Apply for your EORI number before you finalise any purchase orders with overseas suppliers. You'll need it to provide correct shipping instructions, and some factories in China and Vietnam require it before they'll issue a pro forma invoice.
Every product you import into the UK needs to be classified under a commodity code — a 10-digit number that determines exactly what duty rate applies, whether any licensing requirements exist, and whether any trade restrictions or anti-dumping measures are in force. This classification is done against the UK Global Tariff (UKGT), which has been maintained independently from the EU's Combined Nomenclature since January 2021.
The UKGT is available at GOV.UK's Trade Tariff tool. Type in your product description, and it'll suggest commodity codes with their corresponding duty rates. Straightforward enough — until you realise that the difference between two closely related codes can be the difference between a 0% duty rate and a 12% duty rate.

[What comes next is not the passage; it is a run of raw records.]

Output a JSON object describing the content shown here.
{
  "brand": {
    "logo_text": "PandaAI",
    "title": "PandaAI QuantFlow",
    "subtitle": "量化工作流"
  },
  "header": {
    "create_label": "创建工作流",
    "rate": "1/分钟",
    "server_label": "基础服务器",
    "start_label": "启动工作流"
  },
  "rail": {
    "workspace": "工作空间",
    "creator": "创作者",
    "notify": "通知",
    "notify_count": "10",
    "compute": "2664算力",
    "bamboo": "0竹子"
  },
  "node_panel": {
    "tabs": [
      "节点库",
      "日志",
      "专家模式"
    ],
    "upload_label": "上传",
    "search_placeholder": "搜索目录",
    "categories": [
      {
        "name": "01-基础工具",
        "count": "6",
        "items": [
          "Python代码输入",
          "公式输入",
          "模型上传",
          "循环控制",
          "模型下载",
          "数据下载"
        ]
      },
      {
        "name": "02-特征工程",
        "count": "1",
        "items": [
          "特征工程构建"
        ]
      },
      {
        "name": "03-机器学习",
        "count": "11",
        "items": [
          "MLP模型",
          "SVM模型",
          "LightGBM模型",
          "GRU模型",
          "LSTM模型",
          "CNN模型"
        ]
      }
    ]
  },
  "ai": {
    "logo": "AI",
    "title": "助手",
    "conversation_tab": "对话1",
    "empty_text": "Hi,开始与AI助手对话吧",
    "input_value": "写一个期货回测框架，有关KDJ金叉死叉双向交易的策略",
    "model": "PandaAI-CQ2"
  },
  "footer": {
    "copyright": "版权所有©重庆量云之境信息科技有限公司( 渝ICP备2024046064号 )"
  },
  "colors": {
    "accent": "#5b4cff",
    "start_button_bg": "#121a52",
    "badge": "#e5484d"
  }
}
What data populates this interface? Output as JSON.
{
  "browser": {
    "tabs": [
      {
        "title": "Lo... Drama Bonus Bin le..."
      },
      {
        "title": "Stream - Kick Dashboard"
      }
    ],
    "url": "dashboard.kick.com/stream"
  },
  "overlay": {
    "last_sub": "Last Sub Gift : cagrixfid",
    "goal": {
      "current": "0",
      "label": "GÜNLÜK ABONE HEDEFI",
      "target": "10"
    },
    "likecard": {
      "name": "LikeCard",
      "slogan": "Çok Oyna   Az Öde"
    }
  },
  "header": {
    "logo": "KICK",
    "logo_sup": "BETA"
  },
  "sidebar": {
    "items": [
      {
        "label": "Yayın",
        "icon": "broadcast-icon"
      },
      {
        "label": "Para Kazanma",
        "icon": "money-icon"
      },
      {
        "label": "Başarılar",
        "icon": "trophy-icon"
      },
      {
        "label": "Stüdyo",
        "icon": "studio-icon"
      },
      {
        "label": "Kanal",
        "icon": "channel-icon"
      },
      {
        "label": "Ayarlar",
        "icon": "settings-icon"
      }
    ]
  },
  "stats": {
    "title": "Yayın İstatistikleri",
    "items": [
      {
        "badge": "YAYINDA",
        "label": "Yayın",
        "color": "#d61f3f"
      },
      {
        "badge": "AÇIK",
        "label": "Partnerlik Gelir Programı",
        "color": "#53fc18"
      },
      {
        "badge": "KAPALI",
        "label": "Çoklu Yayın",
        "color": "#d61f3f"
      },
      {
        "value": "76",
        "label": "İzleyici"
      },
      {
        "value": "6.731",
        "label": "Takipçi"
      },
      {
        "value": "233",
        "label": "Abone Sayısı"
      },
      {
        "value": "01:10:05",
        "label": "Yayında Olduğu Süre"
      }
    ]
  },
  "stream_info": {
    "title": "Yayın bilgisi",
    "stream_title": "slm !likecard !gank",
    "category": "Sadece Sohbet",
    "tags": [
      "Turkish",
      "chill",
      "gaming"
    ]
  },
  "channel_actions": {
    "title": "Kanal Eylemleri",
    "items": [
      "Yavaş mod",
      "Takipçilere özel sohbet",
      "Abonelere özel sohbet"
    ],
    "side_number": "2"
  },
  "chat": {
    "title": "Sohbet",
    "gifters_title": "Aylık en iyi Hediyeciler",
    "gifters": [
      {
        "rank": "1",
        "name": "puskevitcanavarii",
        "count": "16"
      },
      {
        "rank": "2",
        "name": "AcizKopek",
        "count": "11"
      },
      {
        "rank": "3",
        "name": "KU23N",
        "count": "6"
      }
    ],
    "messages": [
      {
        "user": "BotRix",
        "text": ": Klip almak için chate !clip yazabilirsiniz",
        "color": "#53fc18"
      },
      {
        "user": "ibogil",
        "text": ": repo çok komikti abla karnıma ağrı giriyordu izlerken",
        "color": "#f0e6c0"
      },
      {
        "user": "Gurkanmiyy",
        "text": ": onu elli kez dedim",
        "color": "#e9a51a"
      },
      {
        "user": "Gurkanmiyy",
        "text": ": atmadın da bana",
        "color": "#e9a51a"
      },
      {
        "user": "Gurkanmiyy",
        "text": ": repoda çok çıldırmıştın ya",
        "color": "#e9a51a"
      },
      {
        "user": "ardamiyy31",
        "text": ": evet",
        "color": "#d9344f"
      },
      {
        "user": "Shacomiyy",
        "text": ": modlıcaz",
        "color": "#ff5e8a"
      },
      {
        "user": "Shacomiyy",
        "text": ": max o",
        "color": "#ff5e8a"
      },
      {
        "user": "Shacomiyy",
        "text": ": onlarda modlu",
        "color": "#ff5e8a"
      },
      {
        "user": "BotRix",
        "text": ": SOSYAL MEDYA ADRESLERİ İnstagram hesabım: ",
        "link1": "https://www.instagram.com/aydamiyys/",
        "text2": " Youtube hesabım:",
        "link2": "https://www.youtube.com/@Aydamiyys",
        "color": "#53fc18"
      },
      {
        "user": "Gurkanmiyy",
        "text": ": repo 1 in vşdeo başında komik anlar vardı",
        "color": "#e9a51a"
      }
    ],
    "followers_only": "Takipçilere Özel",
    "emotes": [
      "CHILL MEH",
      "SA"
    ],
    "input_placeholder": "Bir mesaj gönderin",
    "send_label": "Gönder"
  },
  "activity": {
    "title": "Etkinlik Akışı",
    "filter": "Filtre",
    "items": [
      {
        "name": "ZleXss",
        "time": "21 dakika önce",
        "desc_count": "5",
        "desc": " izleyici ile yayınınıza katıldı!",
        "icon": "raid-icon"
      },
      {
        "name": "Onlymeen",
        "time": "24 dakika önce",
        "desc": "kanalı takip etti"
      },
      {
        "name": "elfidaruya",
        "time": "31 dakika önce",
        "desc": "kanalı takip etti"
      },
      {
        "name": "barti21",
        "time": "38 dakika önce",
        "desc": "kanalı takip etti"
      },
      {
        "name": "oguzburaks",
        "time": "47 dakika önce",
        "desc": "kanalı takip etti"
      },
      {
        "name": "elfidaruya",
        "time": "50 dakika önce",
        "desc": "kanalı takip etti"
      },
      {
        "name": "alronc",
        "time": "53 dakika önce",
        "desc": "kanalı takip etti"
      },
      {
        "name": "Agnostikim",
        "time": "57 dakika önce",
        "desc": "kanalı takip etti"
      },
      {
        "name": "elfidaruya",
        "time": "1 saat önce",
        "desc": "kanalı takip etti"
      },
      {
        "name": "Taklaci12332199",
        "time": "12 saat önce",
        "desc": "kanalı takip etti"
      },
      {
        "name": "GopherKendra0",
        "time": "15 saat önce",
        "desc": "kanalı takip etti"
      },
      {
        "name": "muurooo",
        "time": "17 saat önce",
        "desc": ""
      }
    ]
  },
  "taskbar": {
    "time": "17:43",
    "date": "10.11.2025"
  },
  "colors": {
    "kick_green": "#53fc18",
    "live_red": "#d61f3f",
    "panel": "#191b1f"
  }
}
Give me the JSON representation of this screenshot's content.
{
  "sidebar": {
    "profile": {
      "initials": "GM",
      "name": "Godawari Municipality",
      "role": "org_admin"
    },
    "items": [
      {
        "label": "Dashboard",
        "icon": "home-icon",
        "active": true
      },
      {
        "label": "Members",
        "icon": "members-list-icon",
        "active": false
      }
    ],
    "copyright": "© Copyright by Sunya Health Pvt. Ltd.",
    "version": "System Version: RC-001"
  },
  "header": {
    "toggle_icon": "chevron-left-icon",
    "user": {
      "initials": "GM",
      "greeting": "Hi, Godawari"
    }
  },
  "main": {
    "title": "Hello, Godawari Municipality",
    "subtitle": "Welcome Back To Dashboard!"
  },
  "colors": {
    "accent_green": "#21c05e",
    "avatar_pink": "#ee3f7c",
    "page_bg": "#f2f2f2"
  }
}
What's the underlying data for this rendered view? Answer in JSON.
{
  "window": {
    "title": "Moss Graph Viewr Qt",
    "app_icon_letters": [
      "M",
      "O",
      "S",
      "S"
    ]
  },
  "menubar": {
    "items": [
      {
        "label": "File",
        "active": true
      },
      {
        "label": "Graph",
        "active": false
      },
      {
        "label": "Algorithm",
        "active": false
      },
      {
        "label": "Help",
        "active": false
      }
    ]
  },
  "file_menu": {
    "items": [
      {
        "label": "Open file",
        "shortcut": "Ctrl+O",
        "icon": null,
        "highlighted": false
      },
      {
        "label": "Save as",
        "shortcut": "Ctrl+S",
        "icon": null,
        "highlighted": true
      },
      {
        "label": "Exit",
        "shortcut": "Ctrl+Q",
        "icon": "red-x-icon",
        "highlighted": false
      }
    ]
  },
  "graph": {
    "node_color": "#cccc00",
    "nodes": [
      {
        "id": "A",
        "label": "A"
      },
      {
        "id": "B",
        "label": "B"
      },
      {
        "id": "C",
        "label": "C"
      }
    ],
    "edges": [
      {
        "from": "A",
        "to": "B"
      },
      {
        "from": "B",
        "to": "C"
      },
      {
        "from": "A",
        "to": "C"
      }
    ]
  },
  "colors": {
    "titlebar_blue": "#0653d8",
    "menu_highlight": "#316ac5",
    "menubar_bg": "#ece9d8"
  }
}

The product you're actually importing often sits at the intersection of multiple possible codes. A reusable water bottle, for example, might classify differently depending on whether it's marketed as a food-contact item, whether it has insulation properties, whether it has electronics integrated (for temperature display), and what material the lid is made from. Your customs broker will ultimately be responsible for the classification, but if you brief them poorly, they'll classify conservatively — which often means higher duties.
At Epic Sourcing, we've seen this go wrong repeatedly for UK businesses importing composite products or goods with multiple functions. Our advice: before you even brief a customs agent, spend time on the Trade Tariff tool yourself, understand the chapter your product falls into, and come to the conversation with two or three possible codes for discussion.
Beyond the standard duty rate, some goods from China attract additional anti-dumping duties — measures imposed because the UK (and previously the EU) determined that certain Chinese manufacturers were selling below cost. These don't apply to every product category, but where they do exist, they can be significant. Ceramic tableware, bicycles, steel products, certain solar panels, and e-bikes are among the categories that have historically attracted anti-dumping measures.
Always check whether your commodity code has any additional measures listed in the Trade Tariff. They appear as third country duty additions alongside the standard MFN rate.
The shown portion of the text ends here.